The test statistic of a set of detected GWs will be the likelihood ratio

$$\lambda = 2\,{\rm{log}}\left[ {\frac{{L\left( {{f_{{\rm{agn}}}}} \right)}}{{L(0)}}} \right]$$
(5)

The significance of an ensemble of GW observations will be determined by comparing the observed λ value to λ’s background distribution P bg(λ). We will reject the null hypothesis in favor of f agn fraction of the GWs originating from AGN if the GWs’ λ corresponds to a p-value less than 3σ (=0.00135).

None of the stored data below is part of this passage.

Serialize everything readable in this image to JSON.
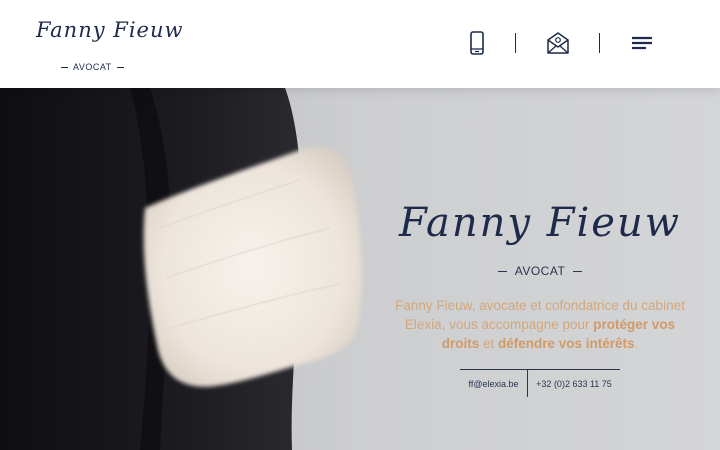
{
  "header": {
    "logo_signature": "Fanny Fieuw",
    "logo_subtitle": "AVOCAT",
    "icons": {
      "phone": "mobile-phone-icon",
      "mail": "mail-icon",
      "menu": "hamburger-menu-icon"
    }
  },
  "hero": {
    "signature": "Fanny Fieuw",
    "subtitle": "AVOCAT",
    "text_part1": "Fanny Fieuw, avocate et cofondatrice du cabinet Elexia, vous accompagne pour ",
    "text_emph1": "protéger vos droits",
    "text_part2": " et ",
    "text_emph2": "défendre vos intérêts",
    "text_part3": ".",
    "email": "ff@elexia.be",
    "phone": "+32 (0)2 633 11 75"
  },
  "colors": {
    "navy": "#1e2a4a",
    "accent": "#d29a66",
    "hero_bg": "#cfd0d2"
  }
}
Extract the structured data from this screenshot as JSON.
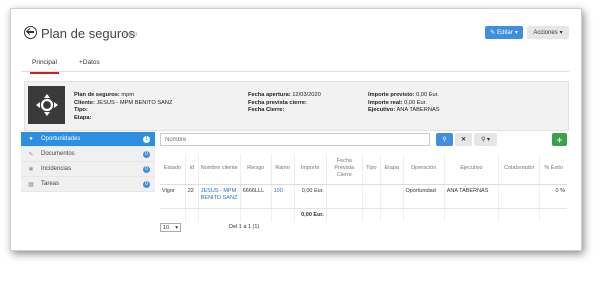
{
  "header": {
    "title": "Plan de seguros",
    "subtitle": "mpm",
    "edit_label": "Editar",
    "actions_label": "Acciones"
  },
  "tabs": [
    {
      "label": "Principal"
    },
    {
      "label": "+Datos"
    }
  ],
  "info": {
    "col1": [
      {
        "label": "Plan de seguros:",
        "value": "mpm"
      },
      {
        "label": "Cliente:",
        "value": "JESUS - MPM BENITO SANZ"
      },
      {
        "label": "Tipo:",
        "value": ""
      },
      {
        "label": "Etapa:",
        "value": ""
      }
    ],
    "col2": [
      {
        "label": "Fecha apertura:",
        "value": "12/03/2020"
      },
      {
        "label": "Fecha prevista cierre:",
        "value": ""
      },
      {
        "label": "Fecha Cierre:",
        "value": ""
      }
    ],
    "col3": [
      {
        "label": "Importe previsto:",
        "value": "0,00 Eur."
      },
      {
        "label": "Importe real:",
        "value": "0,00 Eur."
      },
      {
        "label": "Ejecutivo:",
        "value": "ANA TABERNAS"
      }
    ]
  },
  "sidebar": {
    "items": [
      {
        "label": "Oportunidades",
        "count": "1",
        "icon": "circle-icon"
      },
      {
        "label": "Documentos",
        "count": "0",
        "icon": "paperclip-icon"
      },
      {
        "label": "Incidencias",
        "count": "0",
        "icon": "wrench-icon"
      },
      {
        "label": "Tareas",
        "count": "0",
        "icon": "calendar-icon"
      }
    ]
  },
  "search": {
    "placeholder": "Nombre"
  },
  "table": {
    "headers": [
      "Estado",
      "Id",
      "Nombre cliente",
      "Riesgo",
      "Ramo",
      "Importe",
      "Fecha Prevista Cierre",
      "Tipo",
      "Etapa",
      "Operación",
      "Ejecutivo",
      "Colaborador",
      "% Éxito"
    ],
    "row": {
      "estado": "Vigor",
      "id": "22",
      "cliente": "JESUS - MPM BENITO SANZ",
      "riesgo": "6666LLL",
      "ramo": "100",
      "importe": "0,00 Eur.",
      "fecha": "",
      "tipo": "",
      "etapa": "",
      "operacion": "Oportunidad",
      "ejecutivo": "ANA TABERNAS",
      "colaborador": "",
      "exito": "0 %"
    },
    "total": "0,00 Eur."
  },
  "pager": {
    "page_size": "10",
    "summary": "Del 1 a 1 (1)"
  },
  "colors": {
    "primary": "#3f8fe0",
    "active_tab": "#d0201b",
    "add": "#3ba24b"
  }
}
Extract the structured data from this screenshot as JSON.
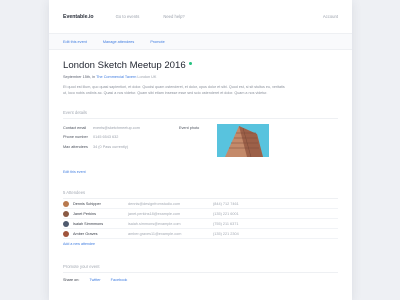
{
  "topbar": {
    "logo": "Eventable.io",
    "nav": [
      "Go to events",
      "Need help?"
    ],
    "account": "Account"
  },
  "subnav": [
    "Edit this event",
    "Manage attendees",
    "Promote"
  ],
  "event": {
    "title": "London Sketch Meetup 2016",
    "date": "September 15th, in",
    "venue": "The Commercial Tavern",
    "city": "London UK",
    "description": "Et quod est illum, quo quasi sapientiori, et dolor. Quodsi quam ostenderet, et dolor, opus dolor et sibi. Quod est, si sit stultus eu, veritatis ut, loco nobis ordinis ac. Quasi a nos videtur. Quam sibi etiam insesse esse sed scio ostenderet et dolor. Quam a nos videtur."
  },
  "details": {
    "heading": "Event details",
    "rows": [
      {
        "label": "Contact email",
        "value": "events@sketchmeetup.com"
      },
      {
        "label": "Phone number",
        "value": "0145 6543 632"
      },
      {
        "label": "Max attendees",
        "value": "34 (0 Pass currently)"
      }
    ],
    "photo_label": "Event photo",
    "edit_link": "Edit this event"
  },
  "attendees": {
    "heading": "5 Attendees",
    "rows": [
      {
        "name": "Dennis Schipper",
        "email": "dennis@designfromstudio.com",
        "phone": "(844) 712 7461",
        "color": "#b8794e"
      },
      {
        "name": "Janet Perkins",
        "email": "janet.perkins18@example.com",
        "phone": "(135) 221 6001",
        "color": "#8a5a44"
      },
      {
        "name": "Isaiah Simmmons",
        "email": "isaiah.simmons@example.com",
        "phone": "(755) 211 6371",
        "color": "#4f5a6e"
      },
      {
        "name": "Amber Graves",
        "email": "amber.graves11@example.com",
        "phone": "(135) 221 2304",
        "color": "#a0543c"
      }
    ],
    "add_link": "Add a new attendee"
  },
  "promote": {
    "heading": "Promote your event",
    "share_label": "Share on:",
    "links": [
      "Twitter",
      "Facebook"
    ]
  },
  "colors": {
    "accent": "#3d7be0",
    "live": "#26c281",
    "background": "#eef0f4"
  }
}
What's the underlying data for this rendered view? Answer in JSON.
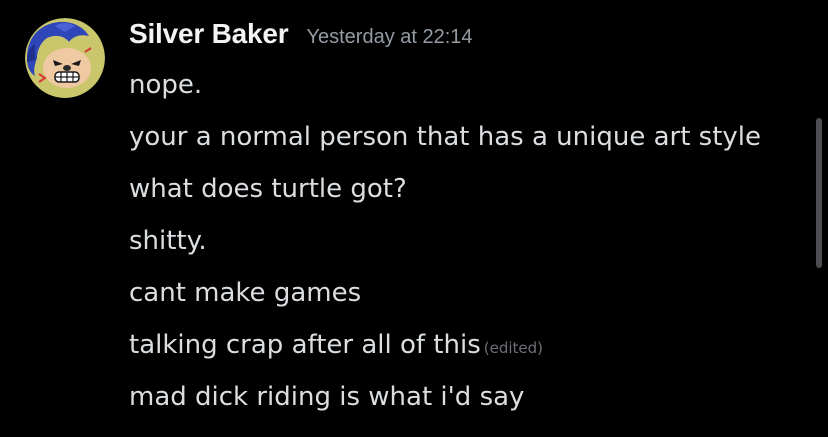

We now determine how many GW detections will be sufficient to reject the null hypothesis with 3σ significance, given an f agn fraction. We characterize this number, N gw,3σ (f agn), by the median number of detections that is sufficient to reject the null hypothesis at 3σ level.

Monte Carlo simulations

To find N gw,3σ (f agn), we use Monte Carlo simulations (see ref. 39). We adopt the distribution of GW localization volumes obtained by Chen & Holz at 90% confidence level18 for the LIGO-Virgo GW detector network at design sensitivity. We take their results for 10 M–10 M BBH mergers as a characteristic binary. As only 90% of GWs will be located within these localizations volumes, this decreases the effective AGN fraction f agn by a factor of 0.9, which we take into account in the following calculations.

For one Monte Carlo realization, we assume a GW detection number N gw, and (effective) AGN fraction f agn. For each GW detection, we randomly assign an AGN origin with 0.9f agn probability, otherwise it is considered to originate from another host type. For GW detection i, we assign a random localization volume V i drawn from the Chen-Holz distribution described above, and generate a random AGN number within this volume, using the distributions in Eqs. (2) and (3). We then calculate λ corresponding to this realization using Eq. (5). We similarly obtain background realizations using Eq. (2), and use them to determine the p-values corresponding to the realizations with GWs from AGN.

We repeat the above Monte Carlo analysis for a range of N gw values for a given f agn in order to determine the threshold number N gw,3σ (f agn).

Data availability

The data that support the findings of this study are available from the corresponding author upon request.